Taylor Swift broke three major streaming records in a single day Thursday with “I Knew It, I Knew You,” the original song she wrote for Pixar’s upcoming Toy Story 5 — a country-inflected track that marks her most explicit return to the genre since her early career.
Spotify announced the single became the most-streamed country song in a single day by a female artist in the platform’s history. The records kept coming across rival platforms: Apple Music said it set the all-time record for the biggest soundtrack single by first-day streams and became the platform’s biggest country single of 2026, while Amazon Music reported the song had the largest 24-hour streaming debut for any track globally on the platform this year.
Swift co-wrote and produced the song with longtime collaborator Jack Antonoff, and the result sounds deliberately rooted in her origins. The sound echoes her self-titled debut album, “Fearless,” and the pluckier moments of “Folklore.” Swift said the inspiration came immediately after watching an early cut of the film. “Writing this song felt like a musical departure and coming home at the same time,” she wrote on Instagram.
The song centers on Jessie, the cowgirl character voiced by Joan Cusack, and the music video offers glimpses into Jessie’s relationships with Woody and Buzz Lightyear, closing on a red-headed girl playing with the cowgirl doll in a tire swing — footage that appears to come from the film itself.
Critical response was swift and warm. Consequence called it a track with “real earworm potential,” Elle described it as “emotionally moving,” and USA Today praised Swift for painting scenes rather than delivering punchlines.

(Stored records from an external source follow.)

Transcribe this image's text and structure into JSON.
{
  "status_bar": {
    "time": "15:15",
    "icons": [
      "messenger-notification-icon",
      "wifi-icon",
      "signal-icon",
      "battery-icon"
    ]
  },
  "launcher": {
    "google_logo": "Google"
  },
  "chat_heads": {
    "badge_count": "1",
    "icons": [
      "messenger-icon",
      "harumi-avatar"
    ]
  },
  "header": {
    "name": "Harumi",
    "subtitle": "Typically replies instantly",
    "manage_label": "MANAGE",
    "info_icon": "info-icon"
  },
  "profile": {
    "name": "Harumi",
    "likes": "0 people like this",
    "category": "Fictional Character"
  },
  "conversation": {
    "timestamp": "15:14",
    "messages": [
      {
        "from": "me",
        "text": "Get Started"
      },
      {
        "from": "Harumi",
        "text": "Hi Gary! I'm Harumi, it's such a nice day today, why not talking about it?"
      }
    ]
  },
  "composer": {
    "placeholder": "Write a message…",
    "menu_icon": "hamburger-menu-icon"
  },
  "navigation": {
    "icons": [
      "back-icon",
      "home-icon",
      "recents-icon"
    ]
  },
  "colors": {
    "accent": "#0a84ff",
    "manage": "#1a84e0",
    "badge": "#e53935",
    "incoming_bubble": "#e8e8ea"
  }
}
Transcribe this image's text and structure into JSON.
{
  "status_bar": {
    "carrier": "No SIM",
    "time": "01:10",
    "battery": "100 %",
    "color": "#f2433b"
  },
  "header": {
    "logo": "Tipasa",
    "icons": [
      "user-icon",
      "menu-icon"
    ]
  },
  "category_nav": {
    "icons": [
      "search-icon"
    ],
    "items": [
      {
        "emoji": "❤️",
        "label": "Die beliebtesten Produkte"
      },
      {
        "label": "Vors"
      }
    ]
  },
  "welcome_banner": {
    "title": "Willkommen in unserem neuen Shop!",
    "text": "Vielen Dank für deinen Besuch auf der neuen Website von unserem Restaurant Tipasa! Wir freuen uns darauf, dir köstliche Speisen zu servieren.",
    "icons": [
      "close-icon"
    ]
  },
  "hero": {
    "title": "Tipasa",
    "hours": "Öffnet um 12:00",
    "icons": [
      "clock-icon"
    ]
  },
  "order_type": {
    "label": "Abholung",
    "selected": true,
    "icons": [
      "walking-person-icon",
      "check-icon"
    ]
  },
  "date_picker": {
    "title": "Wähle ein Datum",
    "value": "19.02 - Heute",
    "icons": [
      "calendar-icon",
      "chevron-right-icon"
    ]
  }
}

Fan reaction on social media leaned into the surprise of the song’s upbeat tone, which many had not anticipated from a franchise known for emotional gut-punches.
Toy Story 5, directed by Andrew Stanton and centering more heavily on Jessie than previous installments, opens in theaters June 19. Swift’s involvement had been teased for weeks through a coordinated campaign: Disney/Pixar billboards displaying the initials “TS” against cloud imagery appeared in cities worldwide ahead of the announcement.